My mother has suffered the loss of her husband. The grief of losing such a deep, meaningful, and especially loving marriage has devastated her. It has been about seven months since his death and she needs some spiritual guidance concerning the situation.
I have been studying Gnosis for about four years and practicing for about two years. My mother and I have been living together for a while, since I am sick, and this has given us an opportunity to help her with the bereavement and to study Gnosis together. In my opinion, she does not have much experience with awakening consciousness and meditating, as she is also sick. I think that her meditating on the situation is an answer but this is difficult for her to do. Although she does try to meditate on the bereavement and the situation, she is unable to reach a helpful Samadhi and comprehension regarding her bereavement.

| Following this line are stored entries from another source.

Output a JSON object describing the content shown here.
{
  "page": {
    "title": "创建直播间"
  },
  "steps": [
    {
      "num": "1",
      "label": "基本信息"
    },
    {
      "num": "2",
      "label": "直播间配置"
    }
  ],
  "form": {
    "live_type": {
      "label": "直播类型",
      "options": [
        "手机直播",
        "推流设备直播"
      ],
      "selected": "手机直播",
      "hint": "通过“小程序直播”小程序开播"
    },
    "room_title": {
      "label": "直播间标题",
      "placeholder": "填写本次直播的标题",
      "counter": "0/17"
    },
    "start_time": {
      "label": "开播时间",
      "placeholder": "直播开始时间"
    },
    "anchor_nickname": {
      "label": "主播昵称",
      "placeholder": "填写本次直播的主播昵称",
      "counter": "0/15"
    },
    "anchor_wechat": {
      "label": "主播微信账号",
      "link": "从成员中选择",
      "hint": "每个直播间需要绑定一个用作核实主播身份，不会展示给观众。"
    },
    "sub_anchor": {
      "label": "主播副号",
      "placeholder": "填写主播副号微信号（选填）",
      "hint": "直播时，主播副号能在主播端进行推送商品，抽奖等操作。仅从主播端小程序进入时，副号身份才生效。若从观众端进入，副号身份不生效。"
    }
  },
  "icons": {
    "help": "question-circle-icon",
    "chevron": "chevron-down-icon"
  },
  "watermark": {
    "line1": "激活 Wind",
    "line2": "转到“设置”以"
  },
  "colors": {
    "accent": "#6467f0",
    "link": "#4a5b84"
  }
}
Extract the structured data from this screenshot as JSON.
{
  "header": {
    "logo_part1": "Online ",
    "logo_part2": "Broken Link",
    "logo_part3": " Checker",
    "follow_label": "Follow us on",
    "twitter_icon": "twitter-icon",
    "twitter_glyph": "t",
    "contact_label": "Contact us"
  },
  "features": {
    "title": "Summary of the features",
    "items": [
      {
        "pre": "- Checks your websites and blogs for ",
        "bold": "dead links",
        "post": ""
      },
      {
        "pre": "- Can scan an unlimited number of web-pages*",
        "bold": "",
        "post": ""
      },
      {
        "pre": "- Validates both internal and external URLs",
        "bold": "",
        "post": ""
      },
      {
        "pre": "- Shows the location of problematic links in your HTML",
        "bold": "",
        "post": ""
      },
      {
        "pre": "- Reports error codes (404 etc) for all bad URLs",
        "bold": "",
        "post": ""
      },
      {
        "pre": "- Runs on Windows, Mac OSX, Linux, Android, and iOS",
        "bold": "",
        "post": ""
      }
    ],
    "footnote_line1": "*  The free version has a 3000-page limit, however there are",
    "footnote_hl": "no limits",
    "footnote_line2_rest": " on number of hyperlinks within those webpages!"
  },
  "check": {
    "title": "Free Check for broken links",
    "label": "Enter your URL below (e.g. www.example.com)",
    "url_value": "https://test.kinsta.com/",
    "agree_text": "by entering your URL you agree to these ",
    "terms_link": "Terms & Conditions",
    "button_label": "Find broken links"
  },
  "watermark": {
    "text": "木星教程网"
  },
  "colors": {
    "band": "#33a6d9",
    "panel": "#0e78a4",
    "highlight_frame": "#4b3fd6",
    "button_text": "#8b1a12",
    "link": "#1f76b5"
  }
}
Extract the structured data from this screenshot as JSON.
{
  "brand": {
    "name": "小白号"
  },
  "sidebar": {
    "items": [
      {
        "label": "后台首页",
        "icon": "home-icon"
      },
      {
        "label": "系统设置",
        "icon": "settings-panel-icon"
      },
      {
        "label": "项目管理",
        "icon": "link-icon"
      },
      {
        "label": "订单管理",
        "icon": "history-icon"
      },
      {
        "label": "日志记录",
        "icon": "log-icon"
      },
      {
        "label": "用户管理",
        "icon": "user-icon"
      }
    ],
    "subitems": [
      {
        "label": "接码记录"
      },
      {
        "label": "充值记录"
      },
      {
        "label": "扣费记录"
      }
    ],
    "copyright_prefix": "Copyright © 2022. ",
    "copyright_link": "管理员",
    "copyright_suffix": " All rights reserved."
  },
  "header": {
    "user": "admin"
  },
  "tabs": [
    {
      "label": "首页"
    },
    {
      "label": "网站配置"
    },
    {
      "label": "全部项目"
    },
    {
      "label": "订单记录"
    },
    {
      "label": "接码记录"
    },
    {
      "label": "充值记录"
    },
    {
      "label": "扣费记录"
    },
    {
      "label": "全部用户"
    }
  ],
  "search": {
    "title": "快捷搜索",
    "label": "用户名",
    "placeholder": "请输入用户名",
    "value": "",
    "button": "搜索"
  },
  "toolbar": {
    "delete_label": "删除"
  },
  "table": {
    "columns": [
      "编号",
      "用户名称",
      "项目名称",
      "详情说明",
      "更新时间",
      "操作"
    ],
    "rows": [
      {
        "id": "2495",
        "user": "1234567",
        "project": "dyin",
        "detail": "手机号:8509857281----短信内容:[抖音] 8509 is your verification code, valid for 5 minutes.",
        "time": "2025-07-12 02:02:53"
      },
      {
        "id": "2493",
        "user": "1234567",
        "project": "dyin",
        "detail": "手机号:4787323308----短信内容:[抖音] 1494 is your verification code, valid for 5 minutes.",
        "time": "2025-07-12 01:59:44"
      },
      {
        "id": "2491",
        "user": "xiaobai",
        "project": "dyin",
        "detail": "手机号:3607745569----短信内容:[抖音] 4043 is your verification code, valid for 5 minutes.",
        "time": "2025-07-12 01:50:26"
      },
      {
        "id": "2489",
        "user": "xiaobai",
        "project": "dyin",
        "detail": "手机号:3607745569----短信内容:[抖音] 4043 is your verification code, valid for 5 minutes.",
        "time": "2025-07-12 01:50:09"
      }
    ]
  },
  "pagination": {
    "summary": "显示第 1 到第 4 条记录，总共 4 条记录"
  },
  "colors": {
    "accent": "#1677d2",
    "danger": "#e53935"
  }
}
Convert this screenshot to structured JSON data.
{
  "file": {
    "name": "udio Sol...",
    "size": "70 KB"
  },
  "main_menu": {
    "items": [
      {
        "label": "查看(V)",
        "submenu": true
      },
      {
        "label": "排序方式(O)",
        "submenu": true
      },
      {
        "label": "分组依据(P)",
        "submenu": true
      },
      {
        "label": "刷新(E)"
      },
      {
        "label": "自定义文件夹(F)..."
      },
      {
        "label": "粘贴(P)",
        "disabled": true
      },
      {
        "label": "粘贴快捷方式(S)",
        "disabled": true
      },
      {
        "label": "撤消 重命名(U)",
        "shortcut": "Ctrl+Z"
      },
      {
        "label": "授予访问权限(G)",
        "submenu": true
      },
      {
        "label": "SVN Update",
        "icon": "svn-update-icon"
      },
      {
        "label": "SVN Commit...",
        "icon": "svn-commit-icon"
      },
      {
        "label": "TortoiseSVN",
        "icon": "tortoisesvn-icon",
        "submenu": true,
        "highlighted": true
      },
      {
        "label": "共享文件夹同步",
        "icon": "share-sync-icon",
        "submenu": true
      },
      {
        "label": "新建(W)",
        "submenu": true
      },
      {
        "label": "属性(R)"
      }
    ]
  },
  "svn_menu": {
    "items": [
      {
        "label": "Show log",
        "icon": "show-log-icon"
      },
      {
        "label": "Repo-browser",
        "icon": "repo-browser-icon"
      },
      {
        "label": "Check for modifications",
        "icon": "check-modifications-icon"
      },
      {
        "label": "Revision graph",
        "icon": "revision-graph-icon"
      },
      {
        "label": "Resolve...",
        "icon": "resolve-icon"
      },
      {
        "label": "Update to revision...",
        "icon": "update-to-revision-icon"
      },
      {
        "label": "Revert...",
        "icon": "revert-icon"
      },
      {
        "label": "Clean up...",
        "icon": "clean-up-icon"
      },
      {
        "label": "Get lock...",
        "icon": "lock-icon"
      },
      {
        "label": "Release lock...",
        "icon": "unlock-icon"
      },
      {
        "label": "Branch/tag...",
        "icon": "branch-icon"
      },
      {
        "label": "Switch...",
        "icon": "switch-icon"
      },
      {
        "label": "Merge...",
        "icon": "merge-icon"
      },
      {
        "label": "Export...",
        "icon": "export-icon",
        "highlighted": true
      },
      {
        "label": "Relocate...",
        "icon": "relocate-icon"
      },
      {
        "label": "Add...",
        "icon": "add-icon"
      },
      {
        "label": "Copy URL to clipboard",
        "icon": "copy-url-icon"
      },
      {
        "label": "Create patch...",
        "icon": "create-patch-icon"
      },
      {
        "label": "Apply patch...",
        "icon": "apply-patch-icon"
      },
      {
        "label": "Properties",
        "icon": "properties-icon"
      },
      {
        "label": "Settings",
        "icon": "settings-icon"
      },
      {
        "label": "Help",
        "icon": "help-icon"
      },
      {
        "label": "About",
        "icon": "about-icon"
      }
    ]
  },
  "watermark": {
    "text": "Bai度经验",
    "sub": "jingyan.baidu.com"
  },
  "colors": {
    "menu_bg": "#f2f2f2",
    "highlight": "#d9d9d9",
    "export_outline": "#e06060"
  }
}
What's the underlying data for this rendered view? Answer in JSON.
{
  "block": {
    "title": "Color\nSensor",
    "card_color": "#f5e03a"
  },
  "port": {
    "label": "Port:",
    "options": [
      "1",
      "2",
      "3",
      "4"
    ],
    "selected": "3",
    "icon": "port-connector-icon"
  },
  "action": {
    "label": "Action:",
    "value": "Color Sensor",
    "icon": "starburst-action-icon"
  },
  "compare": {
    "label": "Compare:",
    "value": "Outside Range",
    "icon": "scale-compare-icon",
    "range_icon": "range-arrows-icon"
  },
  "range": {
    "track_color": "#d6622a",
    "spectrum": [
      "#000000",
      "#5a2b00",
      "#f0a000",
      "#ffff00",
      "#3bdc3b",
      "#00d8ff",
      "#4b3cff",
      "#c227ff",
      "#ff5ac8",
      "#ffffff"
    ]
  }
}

We have tried several things to help her. Grief counseling did not really help. One on one conversations between us about her pain and feelings about her grief do help, but she says that she needs the type of help that a woman, especially one that has lost her husband, can provide, and I am male. Since my father's death, we have listened to the 'Death' course on gnosticteachings.org, read Beyond Death, and a few other similar resources. As great as all of those resources are, we did not particularly find them as applicable to her bereavement. I have Googled subjects like, 'How to help bereavement,' 'Ways to deal with grief,' etc. but not found anything significantly useful. I do what I can to help the situation, such as taking his ashes out to eat at his favorite restaurant, pray for him, etc. There seems to be little that can be done to significantly and definitively help my mother though.
I am twenty-seven. My mother is sixty-seven, and my dad was sixty-five when he died. He died of colon cancer that had metastasized to his liver. We only found out about the cancer a few months before his death when he started to feel so badly that he had to go to the doctor and find out what was going on. He had a major stroke in 2005, and a minor stroke in 2012. Over the past fifteen years, he had felt very badly and feeble. However, he had been able to keep a technically full time job that he was able to do with part time hours. It was a job that fit him very well, and he often said how lucky we were because it was about the only job he could do. He had a hard and strenuous life and thought that the reason he felt so badly and could only do so little over the past several years was because he was "just worn out," which made sense. We now know that it was probably the cancer that was making him feel so badly. Of course, the cancer could have been prevented if he had gotten a colonoscopy when he was supposed to at forty years of age and more regularly scheduled ones along the years, yet he was very much so against medicine (he had his major stroke because he would not take his medicine) and colonoscopies and those sort of things, even though my mother begged and begged him to get a colonoscopy until she eventually saw that there was no point in asking. He was a smart man but after he found out that he had cancer and was lying in the hospital bed he said something along the lines of, "Oh, I am so sorry. I was just being my same old stupid stubborn self for not getting a colonoscopy." I personally do not have any noticeable resentment toward him for not getting a colonoscopy, nor is my own grief and bereavement a problem. My mother also does not resent him for not getting a colonoscopy. One of the major problems for her is that she has, in theory, another twenty or twenty-five years to live without her husband.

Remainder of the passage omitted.